The ECM protection created a bubble around the convoy within which the remote controlled devices would not work. This meant that for the EFP, timing was critical: it was to be switched on when the convoy was imminent, but not too late so the ECM would counter attempts to turn it on with the remote device. Initially, there were failures due to experimentation and inexperience.
The EFP was the key device that they deployed with. It had the advantage of being a hybrid of a remote controlled IED, but at the same time it was victim operated and the detonation was tied to the placement of the IR beam.
When the IED team deployed, it was more of a covert operation than the more conventional side of the Resistance operations they were training for. They shed most of their overt irregular fighter garb and went as low profile as possible, equipment and battle belts with jackets and such.
The teams would select a kill site within their allocated area of operations using whatever intelligence they had supplemented by their own recon. The two IED specialists would covertly place and camouflage the EFP by the side of the route and fall back to an OP where they could over-watch the device. The two shooters would usually be deployed in a separate location in order to provide early warning and cover for the withdrawal.
The teams took to taking the thermal ponchos on these OP missions with them, because they could set up and lay in the OP under the ponchos and avoid any aerial surveillance. As the campaign progressed through the month of January they started to see more and more ‘top cover’ flights by helicopters equipped with FLIR, forward looking infra-red. Sometimes these would be AH (attack helicopters: Apaches), sometimes even just police surveillance helicopters. The Regime intent was to conduct a route clearance ahead of any convoys utilizing their FLIR equipment.

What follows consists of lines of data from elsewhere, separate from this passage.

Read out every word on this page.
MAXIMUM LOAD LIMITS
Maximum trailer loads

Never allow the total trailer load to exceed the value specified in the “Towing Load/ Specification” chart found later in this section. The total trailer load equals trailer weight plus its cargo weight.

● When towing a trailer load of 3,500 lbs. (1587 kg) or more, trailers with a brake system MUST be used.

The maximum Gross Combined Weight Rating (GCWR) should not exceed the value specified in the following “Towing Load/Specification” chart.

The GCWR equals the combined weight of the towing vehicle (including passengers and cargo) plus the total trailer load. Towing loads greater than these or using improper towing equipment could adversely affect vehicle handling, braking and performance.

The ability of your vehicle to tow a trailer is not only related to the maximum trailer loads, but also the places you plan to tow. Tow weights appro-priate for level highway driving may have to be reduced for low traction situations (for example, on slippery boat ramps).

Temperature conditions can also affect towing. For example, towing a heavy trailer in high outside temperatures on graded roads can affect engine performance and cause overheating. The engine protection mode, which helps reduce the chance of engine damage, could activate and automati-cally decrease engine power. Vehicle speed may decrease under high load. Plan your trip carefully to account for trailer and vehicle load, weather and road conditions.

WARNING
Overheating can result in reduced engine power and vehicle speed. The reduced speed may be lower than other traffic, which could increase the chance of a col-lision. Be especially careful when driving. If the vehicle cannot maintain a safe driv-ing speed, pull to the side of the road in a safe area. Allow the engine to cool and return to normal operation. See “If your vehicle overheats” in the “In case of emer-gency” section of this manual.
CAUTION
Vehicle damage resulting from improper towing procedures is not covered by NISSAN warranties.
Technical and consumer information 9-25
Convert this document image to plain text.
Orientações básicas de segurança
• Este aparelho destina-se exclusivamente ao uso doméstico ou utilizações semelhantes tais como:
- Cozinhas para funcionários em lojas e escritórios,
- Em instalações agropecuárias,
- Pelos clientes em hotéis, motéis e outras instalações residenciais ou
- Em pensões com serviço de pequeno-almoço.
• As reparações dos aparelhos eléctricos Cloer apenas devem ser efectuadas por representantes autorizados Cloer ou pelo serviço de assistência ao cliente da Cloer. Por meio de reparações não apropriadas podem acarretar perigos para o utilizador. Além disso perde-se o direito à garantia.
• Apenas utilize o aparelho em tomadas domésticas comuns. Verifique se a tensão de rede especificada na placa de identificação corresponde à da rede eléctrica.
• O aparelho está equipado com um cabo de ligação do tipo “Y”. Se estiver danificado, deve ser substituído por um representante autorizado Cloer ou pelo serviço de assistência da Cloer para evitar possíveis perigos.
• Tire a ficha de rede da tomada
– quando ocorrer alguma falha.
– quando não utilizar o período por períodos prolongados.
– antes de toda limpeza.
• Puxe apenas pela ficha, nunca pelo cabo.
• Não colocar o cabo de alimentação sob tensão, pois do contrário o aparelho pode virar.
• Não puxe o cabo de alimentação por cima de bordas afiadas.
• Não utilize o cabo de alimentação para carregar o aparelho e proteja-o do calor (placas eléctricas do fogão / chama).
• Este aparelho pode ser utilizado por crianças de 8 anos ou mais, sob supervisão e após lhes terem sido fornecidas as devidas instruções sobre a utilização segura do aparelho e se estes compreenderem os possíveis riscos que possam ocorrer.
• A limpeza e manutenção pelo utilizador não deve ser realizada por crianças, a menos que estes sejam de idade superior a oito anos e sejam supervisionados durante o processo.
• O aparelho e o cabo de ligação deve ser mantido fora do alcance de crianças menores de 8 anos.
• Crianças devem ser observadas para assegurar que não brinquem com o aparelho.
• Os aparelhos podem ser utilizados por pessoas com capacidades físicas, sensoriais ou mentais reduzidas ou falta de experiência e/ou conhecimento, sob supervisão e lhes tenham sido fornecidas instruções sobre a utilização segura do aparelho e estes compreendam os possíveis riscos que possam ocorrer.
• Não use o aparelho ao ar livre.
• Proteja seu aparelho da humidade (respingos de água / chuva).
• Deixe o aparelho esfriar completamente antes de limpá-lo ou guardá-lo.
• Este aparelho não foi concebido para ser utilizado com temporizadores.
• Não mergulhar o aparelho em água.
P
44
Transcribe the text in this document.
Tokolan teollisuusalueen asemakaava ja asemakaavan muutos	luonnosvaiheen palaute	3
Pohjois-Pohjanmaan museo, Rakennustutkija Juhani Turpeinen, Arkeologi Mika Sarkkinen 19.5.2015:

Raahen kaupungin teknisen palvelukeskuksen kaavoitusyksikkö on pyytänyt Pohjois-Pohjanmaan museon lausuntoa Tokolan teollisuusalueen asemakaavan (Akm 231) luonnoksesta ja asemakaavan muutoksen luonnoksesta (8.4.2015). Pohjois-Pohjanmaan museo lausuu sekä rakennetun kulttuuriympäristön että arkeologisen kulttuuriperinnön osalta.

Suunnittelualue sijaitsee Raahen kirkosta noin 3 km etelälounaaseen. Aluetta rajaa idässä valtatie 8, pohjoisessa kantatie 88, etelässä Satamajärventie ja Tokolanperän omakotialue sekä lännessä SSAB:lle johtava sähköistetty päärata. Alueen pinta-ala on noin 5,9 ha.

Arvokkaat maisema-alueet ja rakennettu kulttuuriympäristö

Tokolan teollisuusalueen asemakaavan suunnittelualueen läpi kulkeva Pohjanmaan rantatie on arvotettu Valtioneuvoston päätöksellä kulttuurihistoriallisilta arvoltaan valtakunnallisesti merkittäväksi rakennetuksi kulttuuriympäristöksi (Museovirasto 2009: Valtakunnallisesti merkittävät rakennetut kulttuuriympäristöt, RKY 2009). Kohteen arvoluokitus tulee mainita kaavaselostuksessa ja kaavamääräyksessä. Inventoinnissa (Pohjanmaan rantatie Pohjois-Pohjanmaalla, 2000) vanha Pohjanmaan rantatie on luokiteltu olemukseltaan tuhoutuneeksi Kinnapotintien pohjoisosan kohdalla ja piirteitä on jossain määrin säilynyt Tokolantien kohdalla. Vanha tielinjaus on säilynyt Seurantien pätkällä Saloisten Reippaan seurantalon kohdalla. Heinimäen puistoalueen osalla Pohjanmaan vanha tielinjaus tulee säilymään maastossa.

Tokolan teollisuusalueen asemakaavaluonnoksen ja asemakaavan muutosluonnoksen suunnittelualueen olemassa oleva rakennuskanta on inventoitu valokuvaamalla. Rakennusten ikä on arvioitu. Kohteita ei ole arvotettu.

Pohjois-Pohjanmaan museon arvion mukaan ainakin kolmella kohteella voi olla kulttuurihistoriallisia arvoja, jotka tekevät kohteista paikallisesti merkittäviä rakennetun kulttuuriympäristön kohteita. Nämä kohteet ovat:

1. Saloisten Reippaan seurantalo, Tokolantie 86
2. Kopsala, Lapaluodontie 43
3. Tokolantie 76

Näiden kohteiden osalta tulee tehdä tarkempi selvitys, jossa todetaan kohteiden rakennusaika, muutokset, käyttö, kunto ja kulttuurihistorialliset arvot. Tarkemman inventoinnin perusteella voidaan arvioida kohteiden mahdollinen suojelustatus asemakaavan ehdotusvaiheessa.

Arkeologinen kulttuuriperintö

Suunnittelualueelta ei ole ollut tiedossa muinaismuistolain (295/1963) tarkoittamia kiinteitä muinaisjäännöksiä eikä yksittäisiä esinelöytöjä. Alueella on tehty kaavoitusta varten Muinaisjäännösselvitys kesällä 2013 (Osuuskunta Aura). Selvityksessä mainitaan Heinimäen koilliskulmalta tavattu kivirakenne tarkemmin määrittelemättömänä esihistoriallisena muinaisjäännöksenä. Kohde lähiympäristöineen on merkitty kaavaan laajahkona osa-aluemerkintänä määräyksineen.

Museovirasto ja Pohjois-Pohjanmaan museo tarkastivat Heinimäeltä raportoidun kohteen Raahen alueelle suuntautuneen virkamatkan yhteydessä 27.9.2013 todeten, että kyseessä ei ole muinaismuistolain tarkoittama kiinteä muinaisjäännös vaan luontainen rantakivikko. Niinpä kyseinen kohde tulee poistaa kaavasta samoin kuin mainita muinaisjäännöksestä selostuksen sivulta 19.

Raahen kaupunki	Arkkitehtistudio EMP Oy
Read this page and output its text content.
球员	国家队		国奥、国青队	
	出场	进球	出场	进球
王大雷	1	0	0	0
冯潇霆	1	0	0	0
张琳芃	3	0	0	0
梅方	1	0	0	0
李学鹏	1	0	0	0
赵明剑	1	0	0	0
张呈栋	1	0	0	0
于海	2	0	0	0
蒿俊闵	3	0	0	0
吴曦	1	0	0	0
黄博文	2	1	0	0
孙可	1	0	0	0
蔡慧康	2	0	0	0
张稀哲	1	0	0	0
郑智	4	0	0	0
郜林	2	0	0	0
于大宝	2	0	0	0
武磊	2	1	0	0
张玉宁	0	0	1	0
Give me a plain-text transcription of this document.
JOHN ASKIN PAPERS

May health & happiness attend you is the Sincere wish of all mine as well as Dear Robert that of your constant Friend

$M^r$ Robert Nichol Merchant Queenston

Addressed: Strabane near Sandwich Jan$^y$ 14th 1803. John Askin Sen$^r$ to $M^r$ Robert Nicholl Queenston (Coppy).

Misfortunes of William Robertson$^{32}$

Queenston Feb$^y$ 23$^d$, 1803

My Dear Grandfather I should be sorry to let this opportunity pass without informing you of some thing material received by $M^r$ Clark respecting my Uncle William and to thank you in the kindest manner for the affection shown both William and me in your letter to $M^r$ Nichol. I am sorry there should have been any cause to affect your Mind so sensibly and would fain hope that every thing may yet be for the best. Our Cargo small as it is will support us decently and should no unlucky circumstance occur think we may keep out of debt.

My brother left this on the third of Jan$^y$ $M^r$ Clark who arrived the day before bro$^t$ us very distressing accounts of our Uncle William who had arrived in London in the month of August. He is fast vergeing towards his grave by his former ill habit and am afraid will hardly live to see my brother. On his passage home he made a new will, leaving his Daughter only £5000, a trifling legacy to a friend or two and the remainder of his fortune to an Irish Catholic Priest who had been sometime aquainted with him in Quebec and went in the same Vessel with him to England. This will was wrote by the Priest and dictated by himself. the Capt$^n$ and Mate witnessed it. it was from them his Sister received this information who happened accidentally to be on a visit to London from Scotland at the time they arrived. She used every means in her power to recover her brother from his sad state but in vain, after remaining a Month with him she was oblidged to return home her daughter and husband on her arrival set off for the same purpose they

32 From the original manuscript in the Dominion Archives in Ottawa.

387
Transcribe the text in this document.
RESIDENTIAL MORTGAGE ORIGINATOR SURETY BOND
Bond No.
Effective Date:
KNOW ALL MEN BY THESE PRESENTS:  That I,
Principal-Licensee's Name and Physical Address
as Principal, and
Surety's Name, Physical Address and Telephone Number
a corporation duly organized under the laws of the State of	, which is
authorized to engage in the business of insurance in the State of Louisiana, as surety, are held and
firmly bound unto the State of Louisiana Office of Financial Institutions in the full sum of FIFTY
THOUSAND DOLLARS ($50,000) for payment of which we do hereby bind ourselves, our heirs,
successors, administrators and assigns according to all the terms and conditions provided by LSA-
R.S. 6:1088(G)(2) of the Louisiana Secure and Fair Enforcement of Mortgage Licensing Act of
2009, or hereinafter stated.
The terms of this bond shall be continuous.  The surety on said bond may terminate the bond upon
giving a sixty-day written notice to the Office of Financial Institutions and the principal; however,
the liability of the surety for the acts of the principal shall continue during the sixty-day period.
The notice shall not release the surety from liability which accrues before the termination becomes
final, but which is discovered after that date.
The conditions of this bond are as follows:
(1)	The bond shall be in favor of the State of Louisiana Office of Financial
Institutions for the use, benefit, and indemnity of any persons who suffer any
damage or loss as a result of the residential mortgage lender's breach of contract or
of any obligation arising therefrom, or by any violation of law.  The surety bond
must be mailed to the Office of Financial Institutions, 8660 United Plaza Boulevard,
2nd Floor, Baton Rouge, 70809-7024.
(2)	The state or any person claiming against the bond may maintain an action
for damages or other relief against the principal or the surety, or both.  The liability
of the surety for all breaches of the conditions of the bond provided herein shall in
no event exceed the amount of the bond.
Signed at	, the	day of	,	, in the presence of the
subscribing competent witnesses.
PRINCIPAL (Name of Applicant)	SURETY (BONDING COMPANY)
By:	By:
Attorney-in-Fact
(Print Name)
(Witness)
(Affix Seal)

Through the Resistance network and also from previous missions into the valley, the Company was building up a database of information on the valley, patterns of the Regime convoys and patrols, and also useful places to lie up. There were places that were known to be available, such as barns and sheds on the land of sympathizers, convenient wooded copses and the like, where IED teams could lie up while out on mission.
Along with the lay-up points, sometimes co-located or in separate areas, was a network of caches for food supplies that would be checked and refilled routinely by local sympathizers. This was working well for the Resistance, and maintaining the support of the people in the valley was essential.
Jack knew that if the attention of the Regime really began to focus on the valley, with detailed surveillance and Intel gathering assets, then some of this network would be exposed to reprisals.